Edith Piaf 1915 – 1963
Edith Piaf 1915 – 1963

A quarta Maria (Edith Piaf – 1915–1963) por sua vez, na época da Segunda Guerra Mundial era a cantora mais importante na França e apresentava-se para as tropas da França ocupada, muitas vezes acusada de traição pelos seus compatriotas. Além disso, algumas fontes afirmavam que ela trabalhava como uma infiltrada da resistência francesa. Em 1946, Piaf gravou a marcante canção La Vie en Rose, uma das músicas mais conhecidas do mundo.

Sarah Bernhardt 1844 – 1923
Sarah Bernhardt 1844 – 1923

A quinta Maria (Sarah Bernhardt – 1844-1923) era uma criança difícil e de saúde frágil, um dos amantes da mãe, o duque de Morny, meio-irmão materno do imperador Napoleão III, decidiu que a rapariga deveria ser atriz, e quando completou 16 anos conseguiu que fosse admitida no Conservatório de Paris.
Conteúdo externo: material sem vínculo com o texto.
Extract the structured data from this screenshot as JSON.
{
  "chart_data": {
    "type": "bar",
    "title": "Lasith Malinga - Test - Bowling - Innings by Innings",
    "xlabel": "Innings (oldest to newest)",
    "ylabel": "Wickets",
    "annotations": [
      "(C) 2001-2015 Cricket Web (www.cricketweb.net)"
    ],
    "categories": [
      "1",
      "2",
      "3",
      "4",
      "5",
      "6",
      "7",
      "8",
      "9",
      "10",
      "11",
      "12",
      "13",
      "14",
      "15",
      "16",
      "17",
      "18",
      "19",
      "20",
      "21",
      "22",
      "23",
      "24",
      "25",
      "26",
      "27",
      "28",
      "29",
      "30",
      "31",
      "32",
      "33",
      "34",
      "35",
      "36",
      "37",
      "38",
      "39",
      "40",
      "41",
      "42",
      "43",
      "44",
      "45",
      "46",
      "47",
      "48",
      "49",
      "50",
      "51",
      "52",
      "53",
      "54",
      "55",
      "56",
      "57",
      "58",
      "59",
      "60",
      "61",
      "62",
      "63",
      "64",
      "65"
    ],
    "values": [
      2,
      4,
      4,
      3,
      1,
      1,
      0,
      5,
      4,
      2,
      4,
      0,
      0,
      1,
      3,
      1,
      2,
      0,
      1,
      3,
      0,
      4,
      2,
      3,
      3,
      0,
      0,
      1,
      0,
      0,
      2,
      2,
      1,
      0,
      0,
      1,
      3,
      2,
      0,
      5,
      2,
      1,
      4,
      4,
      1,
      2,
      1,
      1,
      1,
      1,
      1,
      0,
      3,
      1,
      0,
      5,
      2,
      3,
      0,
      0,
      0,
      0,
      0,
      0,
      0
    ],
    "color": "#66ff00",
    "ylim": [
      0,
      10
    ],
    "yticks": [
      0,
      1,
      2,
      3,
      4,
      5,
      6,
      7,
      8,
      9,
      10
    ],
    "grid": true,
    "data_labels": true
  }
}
Como ficar indiferente às histórias de vida destas mulheres excecionais? Algumas anónimas, mas não menos importantes, outras mais conhecidas e decisivas para o desenvolvimento humano.

Katherine Johnson
Katherine Johnson

Na semana passada deixou-nos Katherine Johnson, matemática da NASA que ajudou o Homem a chegar à Lua. Katherine e a sua equipa de mulheres negras na NASA eram conhecidas como “computadores” quando o termo era usado para pessoas que trabalhavam em computação. Trabalhou no Projeto Mercúrio e no Programa Apollo, que levou pela primeira vez humanos à Lua. Johnson foi responsável pelos cálculos que sincronizavam a nave lunar e o módulo de comando em órbita. O astronauta John Glenn, o primeiro a entrar em órbita da Terra, a bordo da cápsula espacial Friendship 7, fez questão de consultar Katherine Johnson antes do seu primeiro voo, em 1962. “Deixam a rapariga conferir os números”, afirmou o astronauta.
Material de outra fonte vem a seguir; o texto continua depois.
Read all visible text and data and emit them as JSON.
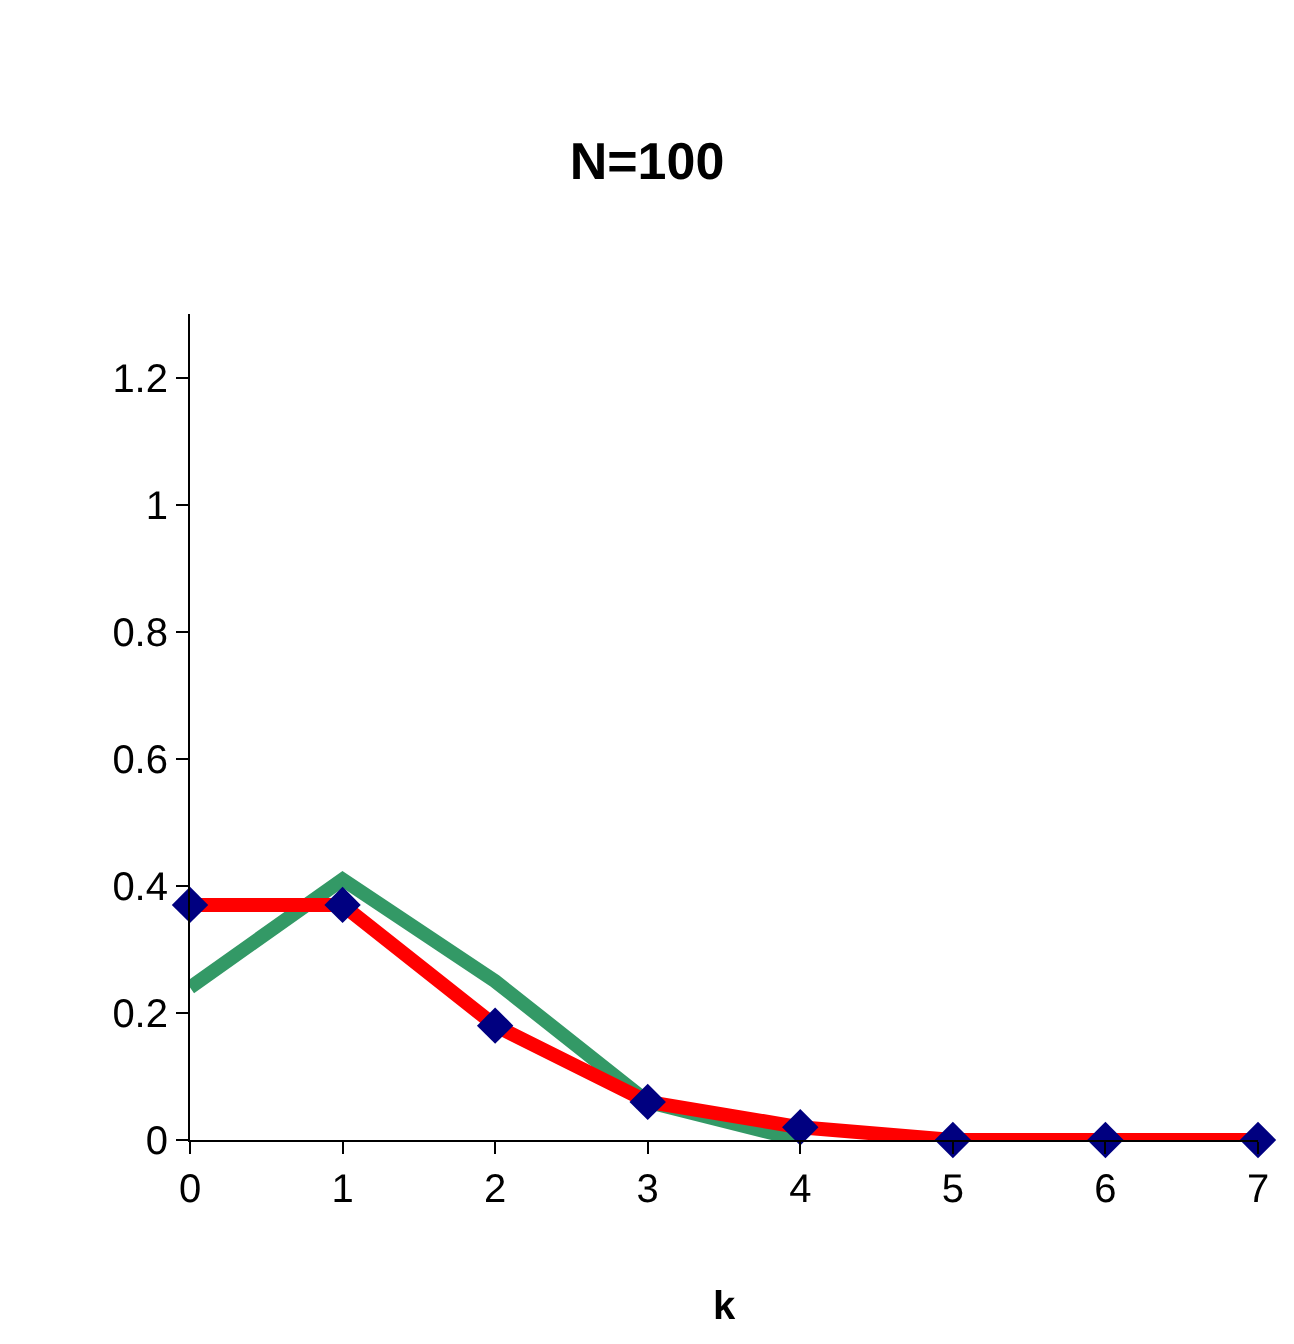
{
  "chart_data": {
    "type": "line",
    "title": "N=100",
    "xlabel": "k",
    "x": [
      0,
      1,
      2,
      3,
      4,
      5,
      6,
      7
    ],
    "series": [
      {
        "type": "line",
        "color": "#339966",
        "values": [
          0.24,
          0.41,
          0.25,
          0.06,
          0,
          null,
          null,
          null
        ],
        "marker": "none"
      },
      {
        "color": "#ff0000",
        "values": [
          0.37,
          0.37,
          0.18,
          0.06,
          0.02,
          0,
          0,
          0
        ],
        "marker": "none"
      },
      {
        "type": "scatter",
        "color": "#000080",
        "values": [
          0.37,
          0.37,
          0.18,
          0.06,
          0.02,
          0,
          0,
          0
        ],
        "marker": "diamond"
      }
    ],
    "xlim": [
      0,
      7
    ],
    "xticks": [
      0,
      1,
      2,
      3,
      4,
      5,
      6,
      7
    ],
    "ylim": [
      0,
      1.3
    ],
    "yticks": [
      0,
      0.2,
      0.4,
      0.6,
      0.8,
      1,
      1.2
    ]
  }
}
Maria de Lourdes Pintassilgo
Maria de Lourdes Pintassilgo

Voltemos ao estudo do Programa das Nações Unidas para o Desenvolvimento em que os inquiridos subestimavam a capacidade de liderança das mulheres em termos políticos, em Portugal apenas por uma vez uma mulher ocupou o cargo de primeira- ministra, tendo sido a Eng. Maria de Lourdes Pintassilgo durante cerca de 100 dias, no V Governo Constitucional. Lourdes Pintassilgo foi uma personalidade impar na política portuguesa e uma referência nacional e internacional na defesa dos direitos e interesses das mulheres e da sua igualdade, tanto na esfera pública como na esfera privada.
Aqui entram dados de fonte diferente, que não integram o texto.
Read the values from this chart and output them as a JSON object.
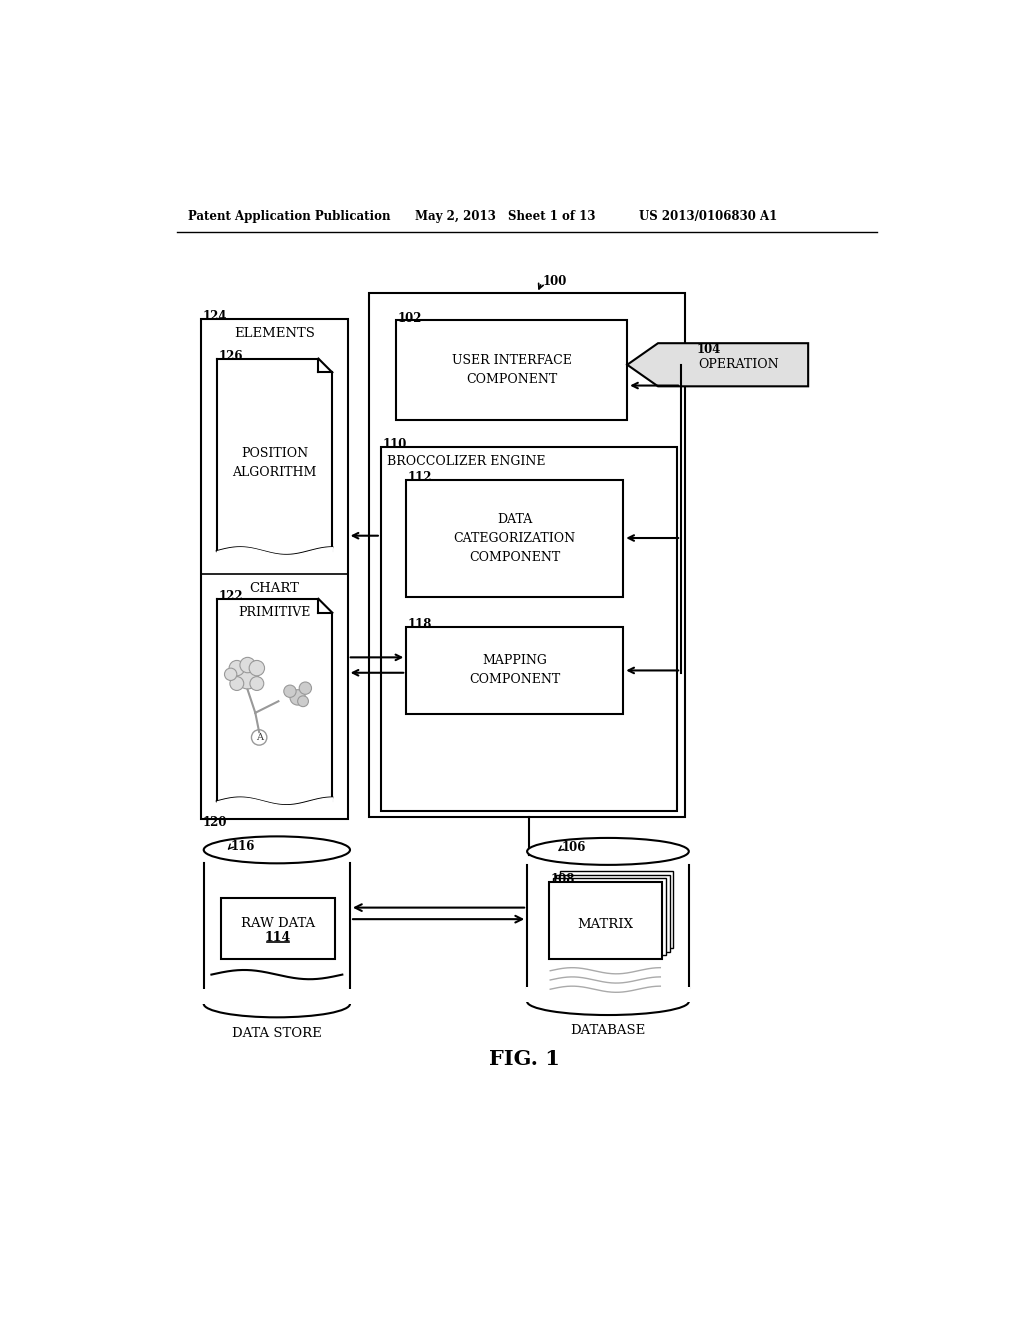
{
  "bg_color": "#ffffff",
  "header_text": "Patent Application Publication",
  "header_date": "May 2, 2013",
  "header_sheet": "Sheet 1 of 13",
  "header_patent": "US 2013/0106830 A1",
  "fig_label": "FIG. 1",
  "lc": "#000000",
  "tc": "#000000",
  "gray": "#888888"
}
A evolução da Humanidade passará sempre pelo reconhecimento do papel das mulheres na sociedade nos mais diversos domínios, com direitos e deveres iguais, sem qualquer preconceito ou discriminação.

Em jeito de provocação saudável, deixo este reparo acerca da meritocracia no que diz respeito aos talentos para cozinhar, as mulheres alimentam meio mundo todos os dias, contudo contam-se pelos dedos das mãos, as mulheres laureadas com as famosas Estrelas Michelin. A estatística interna apenas acompanha a tendência mundial, basta lembrar a exiguidade de chefs femininos premiados a nível global – apenas 5% do total de estrelas atribuídas. Em Portugal, apesar das inúmeras chefs de cozinha conceituadas, nenhuma logrou ainda receber uma estrela Michelin, em sinal de reconhecimento das suas longas e prestigiadíssimas carreiras na cozinha.

Com este artigo rendo a minha homenagem a todas as mulheres que todos os dias completam a vida dos outros com a sua capacidade única de trabalho árduo, criatividade e sensibilidade muito própria. Permita-me o leitor um último agradecimento à porteira da rua Hoche, minha mãe, pelo exemplo ao longo da sua vida. Uma mulher anónima, contudo capaz das mais inacreditáveis tarefas, sendo incapaz de voltar a cara à luta.